Relativistic stars in 4D Einstein-Gauss-Bonnet gravity (2003.10284v1)

Abstract: In the present paper we investigate the structure of relativistic stars in 4D Einstein-Gauss-Bonnet gravity. The mass-radius relations are obtained for realistic hadronic and for strange quark star equations of state, and for a wide range of the Gauss-Bonnet coupling parameter $\alpha$. Even though the deviations from general relativity for nonzero values of $\alpha$ can be large enough, they are still comparable with the variations due to different modern realistic equations of state if we restrict ourselves to moderate value of $\alpha$. That is why the current observations of the neutron star masses and radii alone can not impose stringent constraints on the value of the parameter $\alpha$. Nevertheless some rough constraints on $\alpha$ can be put.

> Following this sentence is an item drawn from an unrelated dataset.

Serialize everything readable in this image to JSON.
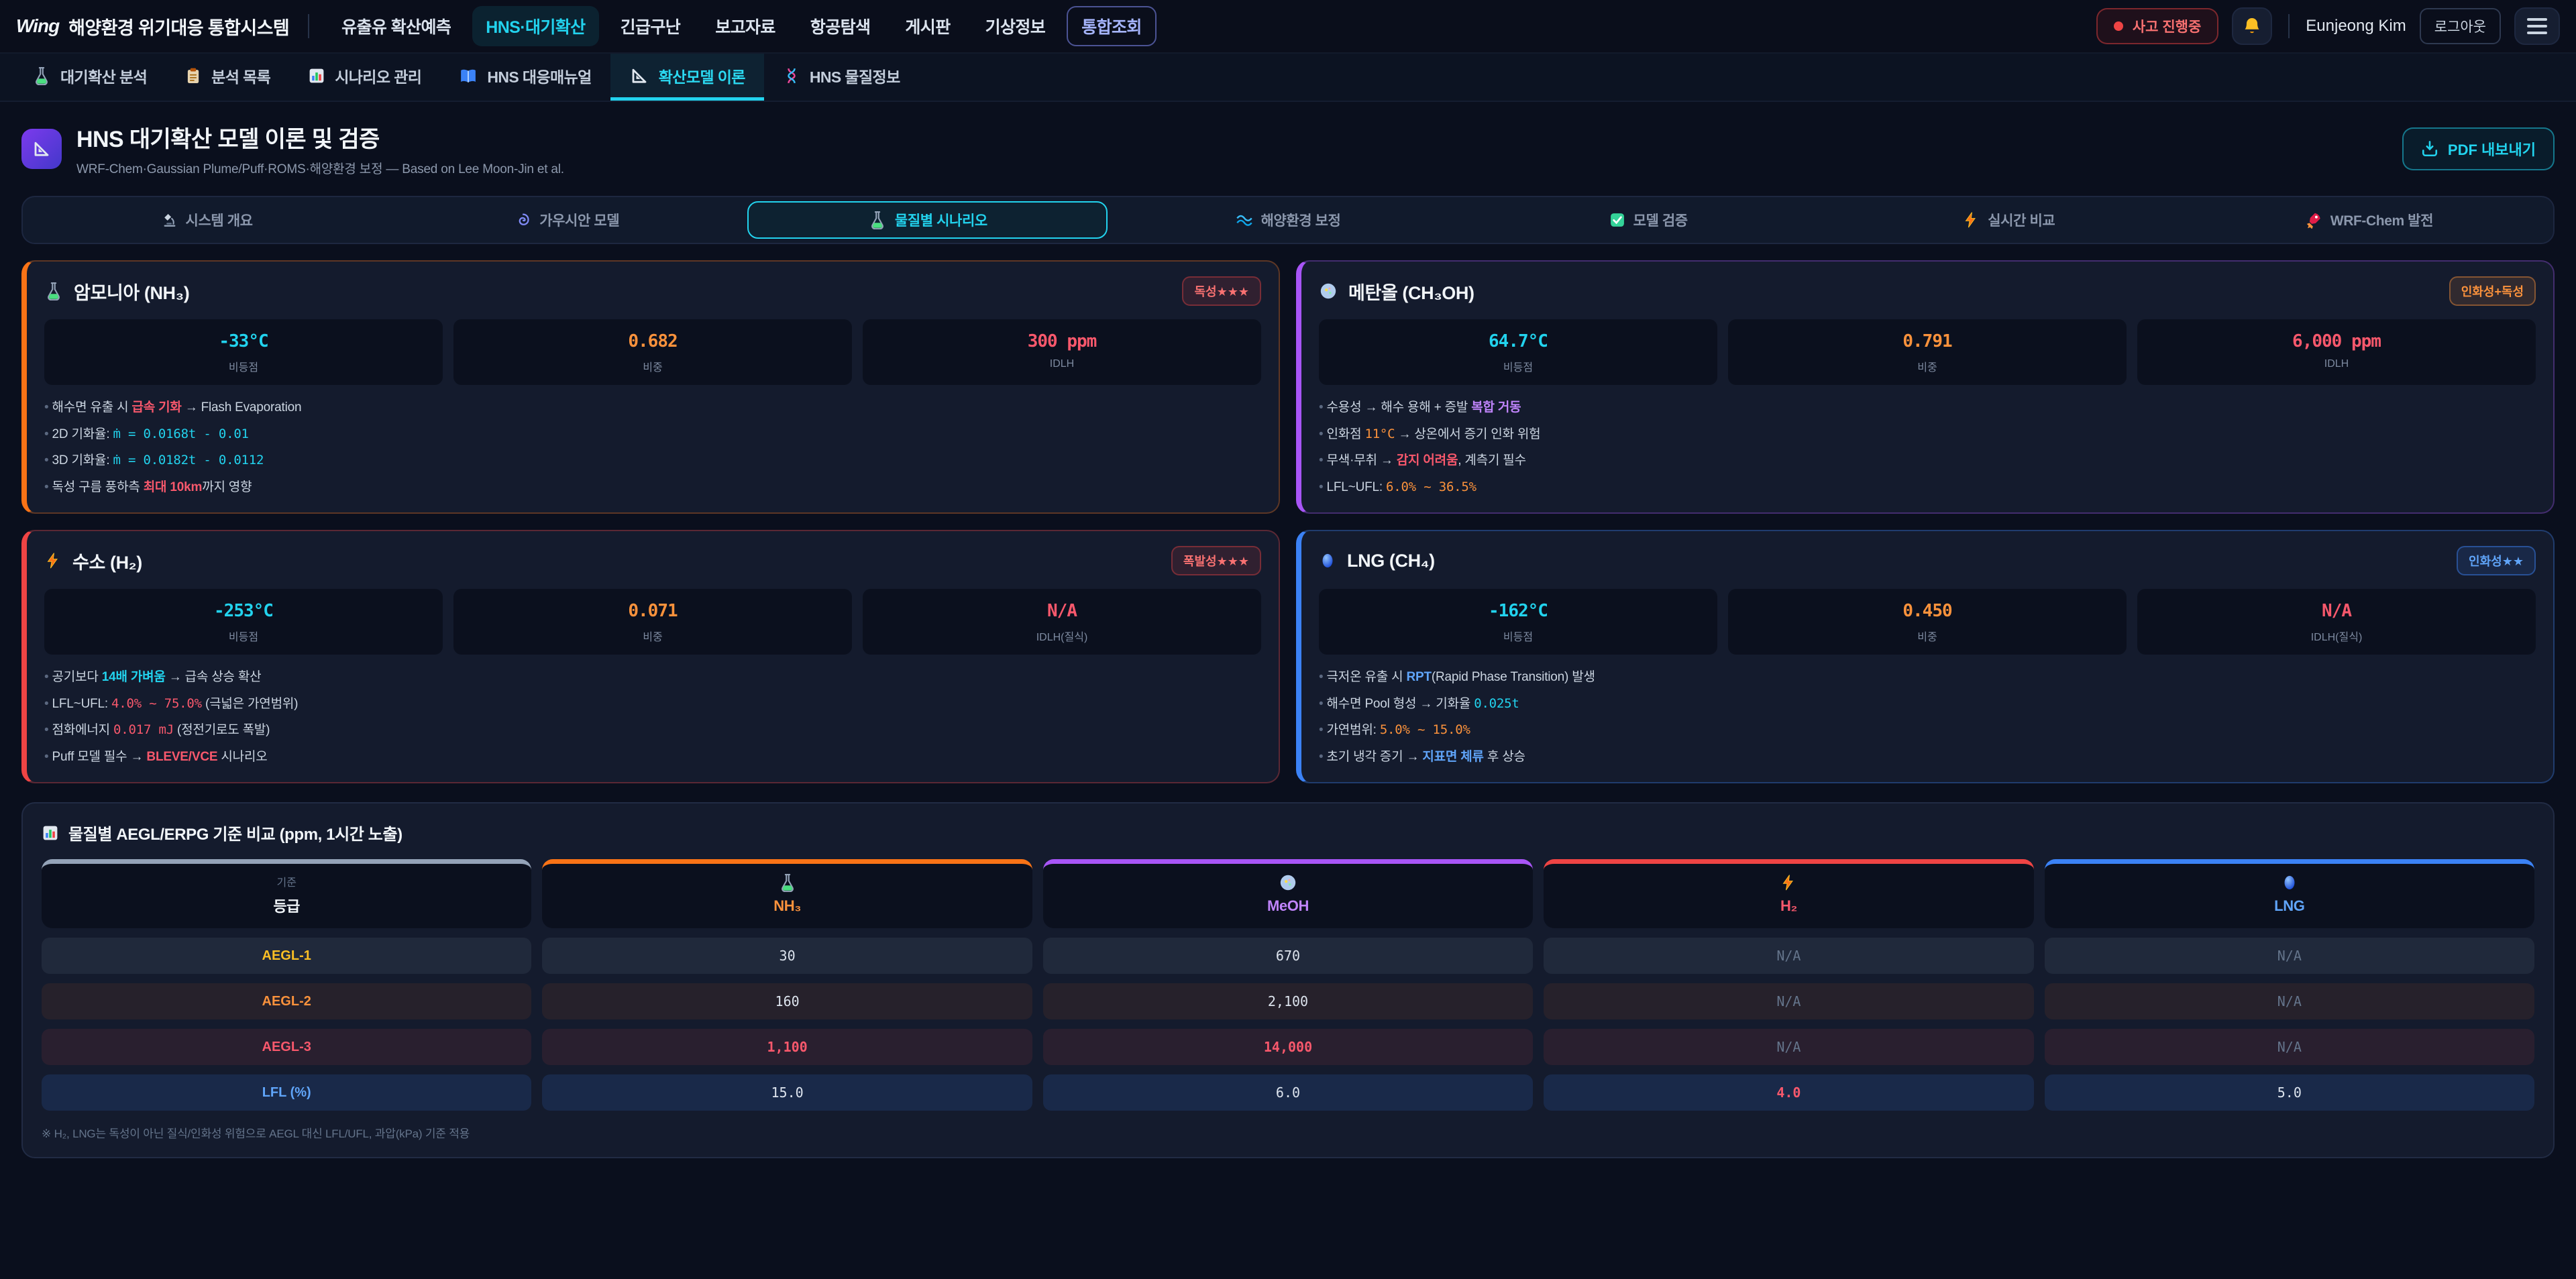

The existence of stable stellar mass black holes imposes $\sqrt{\alpha}\lesssim 2.6 {\rm km}$ for $\alpha>0$ while the requirement that the maximum neutron star mass should be greater than two solar masses gives $\sqrt{|\alpha|}\lesssim 3.9 {\rm km}$ for $\alpha<0$. We also present an exact solution describing the structure of relativistic stars with uniform energy density in 4D Einstein-Gauss-Bonnet gravity.